The total residual is: <0.0445>

The estimated location of camera is: <-1.5127, -2.3517, 0.2826>


The projection matrix is:
   -0.0069    0.0040    0.0013    0.8267
   -0.0015   -0.0010    0.0073    0.5625
   -0.0000   -0.0000    0.0000    0.0034


The total residual is: <15.5450>

The estimated location of camera is: <303.1000, 307.1843, 30.4217>

Good estimation. Awesome.

Fundamental Matrix Estimation

In this part, we will estimate a fundamental matrix that maps points in one image to lines. This part is similar in the sense that we will use least squares solution using singular value decomposition. I've used an 8-point algorithm which uses SVD on equations from 8 pairs of correspondences. We solve a system of homogeneous linear equation by solving f using singular value decomposition, then also resolve det(F) = 0 constraint using SVD on F, because the fundamental matrix is a rank 2 matrix. Prior to estimating the fundamental matrix, I've also normalized the coordinates, where I made the mean of the points zero and scaled such that I divide by the maximum distance of offset and actual point.

First row - estimation without coordinate normalization
Second row - estimation with coordinate normalization
Third row - estimation with coordinate normalization (with noise)

You can see that not all points lie on epipolar lines well when coordinates are not normalized. However with estimation, we see that all of the epipolar lines cross through the corresponding point in the other image.
Below are corresponding estimated fundamental matrices by row.


[-5.362641983826135e-07,7.903647708579475e-06,-0.001886002040236;
8.835391841159006e-06,1.213216850113133e-06,0.017233290101449;
-9.073822644075863e-04,-0.026423464992204,0.999500091906703]

[-1.622063944941782e-08,2.302245387033617e-07,-5.737507444204410e-05;
1.576534272517726e-07,-4.037388270601488e-08,4.618991730937043e-04;
-4.206880999355947e-06,-6.338606275812155e-04,0.015342462351350]

[-1.746399629535442e-08,2.393093998747028e-07,-6.116164010440586e-05;
1.369154937624769e-07,2.654545969144753e-09,4.586045598953245e-04;
3.346028389409478e-06,-6.523632373120471e-04,0.018463540556430]

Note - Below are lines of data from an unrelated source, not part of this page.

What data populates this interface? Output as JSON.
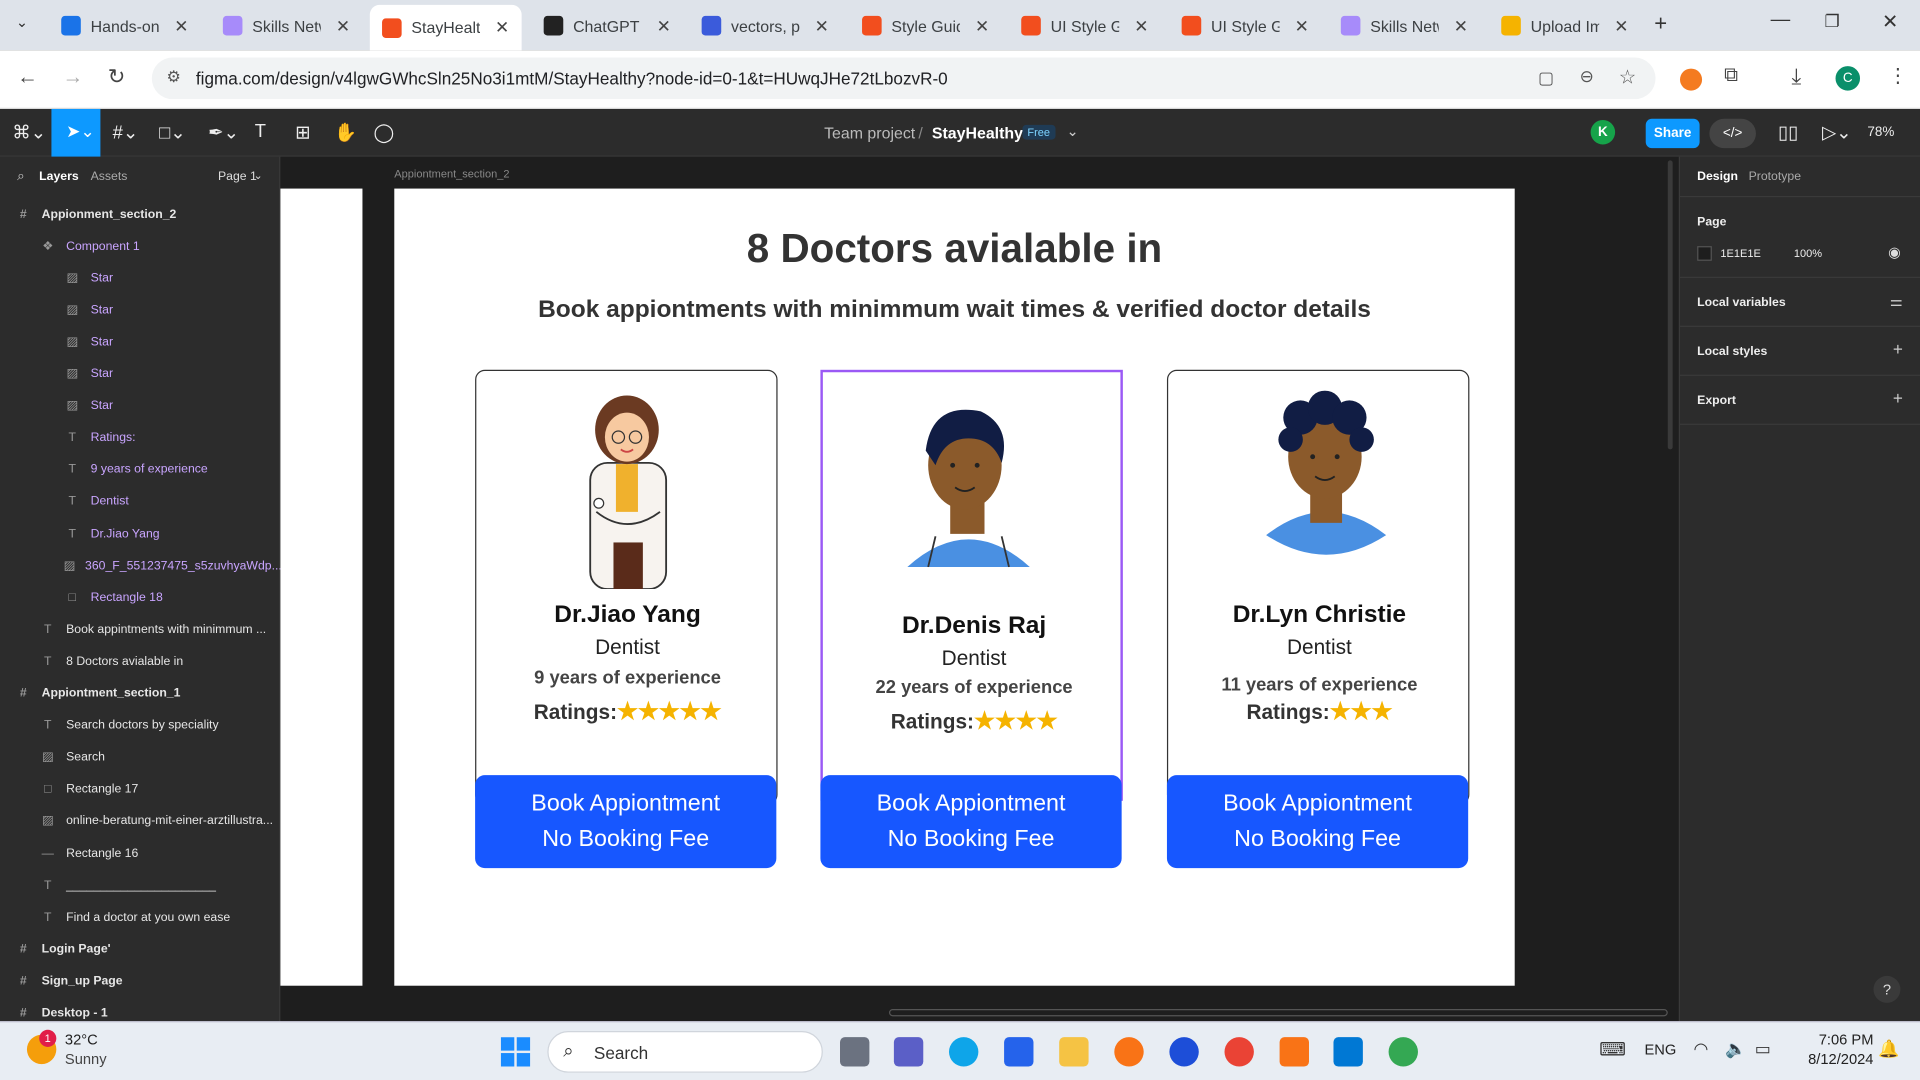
{
  "browser": {
    "tabs": [
      {
        "title": "Hands-on",
        "color": "#1a73e8"
      },
      {
        "title": "Skills Netw",
        "color": "#a78bfa"
      },
      {
        "title": "StayHealth",
        "color": "#f24e1e",
        "active": true
      },
      {
        "title": "ChatGPT",
        "color": "#222"
      },
      {
        "title": "vectors, ph",
        "color": "#3b5bdb"
      },
      {
        "title": "Style Guide",
        "color": "#f24e1e"
      },
      {
        "title": "UI Style Gu",
        "color": "#f24e1e"
      },
      {
        "title": "UI Style Gu",
        "color": "#f24e1e"
      },
      {
        "title": "Skills Netw",
        "color": "#a78bfa"
      },
      {
        "title": "Upload Im",
        "color": "#f5b300"
      }
    ],
    "url": "figma.com/design/v4lgwGWhcSln25No3i1mtM/StayHealthy?node-id=0-1&t=HUwqJHe72tLbozvR-0",
    "profile_initial": "C"
  },
  "figma": {
    "breadcrumb_team": "Team project",
    "breadcrumb_sep": "/",
    "file_name": "StayHealthy",
    "plan_badge": "Free",
    "share_label": "Share",
    "user_initial": "K",
    "zoom": "78%",
    "tab_layers": "Layers",
    "tab_assets": "Assets",
    "page_select": "Page 1",
    "layers": [
      {
        "name": "Appionment_section_2",
        "icon": "#",
        "style": "bold"
      },
      {
        "name": "Component 1",
        "icon": "❖",
        "style": "purple",
        "indent": 1
      },
      {
        "name": "Star",
        "icon": "▨",
        "style": "purple",
        "indent": 2
      },
      {
        "name": "Star",
        "icon": "▨",
        "style": "purple",
        "indent": 2
      },
      {
        "name": "Star",
        "icon": "▨",
        "style": "purple",
        "indent": 2
      },
      {
        "name": "Star",
        "icon": "▨",
        "style": "purple",
        "indent": 2
      },
      {
        "name": "Star",
        "icon": "▨",
        "style": "purple",
        "indent": 2
      },
      {
        "name": "Ratings:",
        "icon": "T",
        "style": "purple",
        "indent": 2
      },
      {
        "name": "9 years of experience",
        "icon": "T",
        "style": "purple",
        "indent": 2
      },
      {
        "name": "Dentist",
        "icon": "T",
        "style": "purple",
        "indent": 2
      },
      {
        "name": "Dr.Jiao Yang",
        "icon": "T",
        "style": "purple",
        "indent": 2
      },
      {
        "name": "360_F_551237475_s5zuvhyaWdp...",
        "icon": "▨",
        "style": "purple",
        "indent": 2
      },
      {
        "name": "Rectangle 18",
        "icon": "□",
        "style": "purple",
        "indent": 2
      },
      {
        "name": "Book appintments with minimmum ...",
        "icon": "T",
        "style": "",
        "indent": 1
      },
      {
        "name": "8 Doctors avialable in",
        "icon": "T",
        "style": "",
        "indent": 1
      },
      {
        "name": "Appiontment_section_1",
        "icon": "#",
        "style": "bold"
      },
      {
        "name": "Search doctors by speciality",
        "icon": "T",
        "style": "",
        "indent": 1
      },
      {
        "name": "Search",
        "icon": "▨",
        "style": "",
        "indent": 1
      },
      {
        "name": "Rectangle 17",
        "icon": "□",
        "style": "",
        "indent": 1
      },
      {
        "name": "online-beratung-mit-einer-arztillustra...",
        "icon": "▨",
        "style": "",
        "indent": 1
      },
      {
        "name": "Rectangle 16",
        "icon": "—",
        "style": "",
        "indent": 1
      },
      {
        "name": "______________________",
        "icon": "T",
        "style": "",
        "indent": 1
      },
      {
        "name": "Find a doctor at you own ease",
        "icon": "T",
        "style": "",
        "indent": 1
      },
      {
        "name": "Login Page'",
        "icon": "#",
        "style": "bold"
      },
      {
        "name": "Sign_up Page",
        "icon": "#",
        "style": "bold"
      },
      {
        "name": "Desktop - 1",
        "icon": "#",
        "style": "bold"
      }
    ],
    "right_tabs": {
      "design": "Design",
      "prototype": "Prototype"
    },
    "page_section": "Page",
    "page_color": "1E1E1E",
    "page_opacity": "100%",
    "local_variables": "Local variables",
    "local_styles": "Local styles",
    "export": "Export",
    "frame_label": "Appiontment_section_2"
  },
  "design": {
    "heading": "8 Doctors avialable in",
    "subheading": "Book appiontments with minimmum wait times & verified doctor details",
    "doctors": [
      {
        "name": "Dr.Jiao Yang",
        "specialty": "Dentist",
        "experience": "9 years of experience",
        "ratings_label": "Ratings:",
        "stars": 5,
        "button_line1": "Book Appiontment",
        "button_line2": "No Booking Fee"
      },
      {
        "name": "Dr.Denis Raj",
        "specialty": "Dentist",
        "experience": "22 years of experience",
        "ratings_label": "Ratings:",
        "stars": 4,
        "button_line1": "Book Appiontment",
        "button_line2": "No Booking Fee"
      },
      {
        "name": "Dr.Lyn Christie",
        "specialty": "Dentist",
        "experience": "11 years of experience",
        "ratings_label": "Ratings:",
        "stars": 3,
        "button_line1": "Book Appiontment",
        "button_line2": "No Booking Fee"
      }
    ]
  },
  "taskbar": {
    "temperature": "32°C",
    "weather": "Sunny",
    "weather_badge": "1",
    "search_label": "Search",
    "language": "ENG",
    "time": "7:06 PM",
    "date": "8/12/2024"
  }
}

Fundamental Matrix with RANSAC

We are going to obtain the fundamental matrix with unreliable point correspondences computed with SIFT. We will find our fundamental matrix with RANSAC, where we will generate multiple fundamental matrices with random sampling of eight coordinates at a time. We will pick the fundamental matrix which scored the best (by the fraction of inliers within a preset threshold). Inlier score is assessed through multiplication of estimated fundamental matrix against coordinates in one image to coordinates in another image. The coordinates with errors less than the threshold is added to the score. In RANSAC, there are few free parameters: number of samples, sampled points, and distance threshold. I chose 8 sampled points, because it is the minimum number needed to fit the model with our 8-point algorithm. Lower sampled points allow us to have smaller number of samples. Number of sampels and distance threshold were tuned to best match a particular image set.

Results

The program outputs many matched points, but I've limited to only 30 for visualization purposes. 30 pairs are chosen at random with the code below in proj3_part3.m file.


randIndx = randsample(size(matched_points_a, 1), 30);
matched_points_a = matched_points_a(randIndx, :);
matched_points_b = matched_points_b(randIndx, :);

The first image shows all SIFT matches, and the second image shows the filtered matches (constrained by 30 for vis). The third and fourth images are epipolar lines and corresponding points.
Mount Rushmore pair does well as expected, because most of the initial matches with SIFT are correct.

Despite SIFTs wrong matches, RANSAC does a very good job with Notre Dame, filtering spurious matches.

SIFT does badly on this image pair. However with RANSAC using normalized coordinates, matching is quiet impressive. In my implementation, I've followed the guidelines set by this assignment rubric by editing the estimate_fundamental_matrix.m. However, RANSAC only passes in 8 sample coordinates. Therefore, to have much better performance, estimate_fundamental_matrix.m should be passed in with more parameter values to account for global mean and distances, instead of sampled mean and distances.